Prozess in Passau Mutter erschlägt Neugeborenes

Katharina H. soll im Mai 2010 ihren Sohn unmittelbar nach der Geburt mit einer Kombizange erschlagen haben. Foto: dpa

Die unfassbaren Behauptungen der Kathi H.: Mit dem ersten Schlag habe sie das Kind zum Schreien bringen wollen. Mit dem zweiten Schlag wollte sie sicher gehen, dass es tot ist.

 

Passau - Warum hat Kathi, eine junge Frau aus dem Rottal, ihr Baby nach der Geburt mit einer Zange erschlagen? Wegen Totschlags ist sie angeklagt vor dem Landgericht Passau (AZ berichtete). Und die ersten Zeugen belegen, dass ihr Leben immer wieder aus Lügen besteht.

Ronny wartet als Zeuge auf der Holzbank vor dem Saal 214 des Landgerichts und hält Händchen mit seiner neuen Freundin. Drinnen auf der Anklagebank sitzt seine Ex, die Mutter seines dreijährigen Sohnes. Mit ihr will der kräftige Heizungsbauer nichts mehr zu tun haben. „Ich bin bis jetzt nicht dahinter gestiegen, warum sie das getan hat", sagt er. Kathi hat laut Anklage ihr zweites Baby mit einer Kombizange erschlagen. Sie hat Ronny bis zuletzt verschwiegen, dass sie von ihm ein zweites Mal schwanger war. Bei der heimlichen Geburt hat das Neugeborene laut ihren Angaben aufgehört zu atmen. Sie versetzt ihm mit dem Werkzeug zwei Schläge auf den Kopf, die den weichen Schädel zertrümmerten und zu Gehirnblutungen führen.

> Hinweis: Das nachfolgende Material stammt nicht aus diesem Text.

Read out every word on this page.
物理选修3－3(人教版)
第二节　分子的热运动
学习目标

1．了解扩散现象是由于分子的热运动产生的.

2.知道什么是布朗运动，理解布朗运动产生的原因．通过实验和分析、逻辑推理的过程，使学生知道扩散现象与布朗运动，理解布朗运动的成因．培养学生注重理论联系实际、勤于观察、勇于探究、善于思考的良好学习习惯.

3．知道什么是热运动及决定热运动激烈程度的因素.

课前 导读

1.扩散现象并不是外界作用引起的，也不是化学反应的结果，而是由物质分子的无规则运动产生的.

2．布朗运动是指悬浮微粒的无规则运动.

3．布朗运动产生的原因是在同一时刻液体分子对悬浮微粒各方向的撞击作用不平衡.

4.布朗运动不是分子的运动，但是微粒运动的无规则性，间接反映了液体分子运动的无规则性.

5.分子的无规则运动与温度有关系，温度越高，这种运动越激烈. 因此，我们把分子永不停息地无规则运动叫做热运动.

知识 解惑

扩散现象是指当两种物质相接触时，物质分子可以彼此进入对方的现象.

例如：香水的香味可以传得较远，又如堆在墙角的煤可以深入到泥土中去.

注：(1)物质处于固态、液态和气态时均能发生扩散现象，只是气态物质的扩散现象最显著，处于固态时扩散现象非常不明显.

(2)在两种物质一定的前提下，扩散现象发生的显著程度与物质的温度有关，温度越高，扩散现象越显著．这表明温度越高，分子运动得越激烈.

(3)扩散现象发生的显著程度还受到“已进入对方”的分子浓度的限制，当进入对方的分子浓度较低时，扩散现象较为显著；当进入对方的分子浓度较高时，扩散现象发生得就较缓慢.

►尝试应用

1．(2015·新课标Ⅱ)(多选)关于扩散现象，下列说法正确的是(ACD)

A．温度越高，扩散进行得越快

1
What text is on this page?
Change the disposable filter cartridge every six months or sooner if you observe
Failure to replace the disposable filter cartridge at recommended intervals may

Was sich wirklich am 14. Mai 2010 im Badezimmer des Einödhofs bei Bad Griesbach abspielte, soll das Gericht klären. Das Schwurgericht (drei Berufsrichter, zwei Schöffen) ist mit zwei Frauen besetzt: die Vorsitzende Richterin und eine Schöffin. Die Aussage der 23-jährigen klingt unvorstellbar: Mit dem ersten Schlag wollte sie das leblose, blau angelaufene Baby wieder zum Schreien bringen, mit dem zweiten sicher sein, dass es wirklich tot ist. „Ich weiß, es klingt dämlich", sagt Kathi.

Die ganz in schwarz gekleidete Frau wälzt die Schuld am Tod des Kindes auch auf Ronny ab: Im Streit soll er sie gewarnt haben, ihm bloß kein weiteres Kind anzuhängen. Deshalb habe sie ihm die Schwangerschaft verschwiegen. Als er sie auf den dicken Bauch anspricht, behauptet sie, sie habe ein Myom – eine Erbkrankheit von ihrer Mutter. Die Beziehung, so schildert Ronny, sei lange zuvor wegen anderer „Lügereien“ in die Brüche gegangen. Er erinnert sich noch an den 12. März, als sie ihm nach einem Telefonat aufgelöst berichtete, dass ihr Vater gestorben sei. Später fliegt auf, sie hat die Geschichte frei erfunden. Warum, kann sie nicht erklären.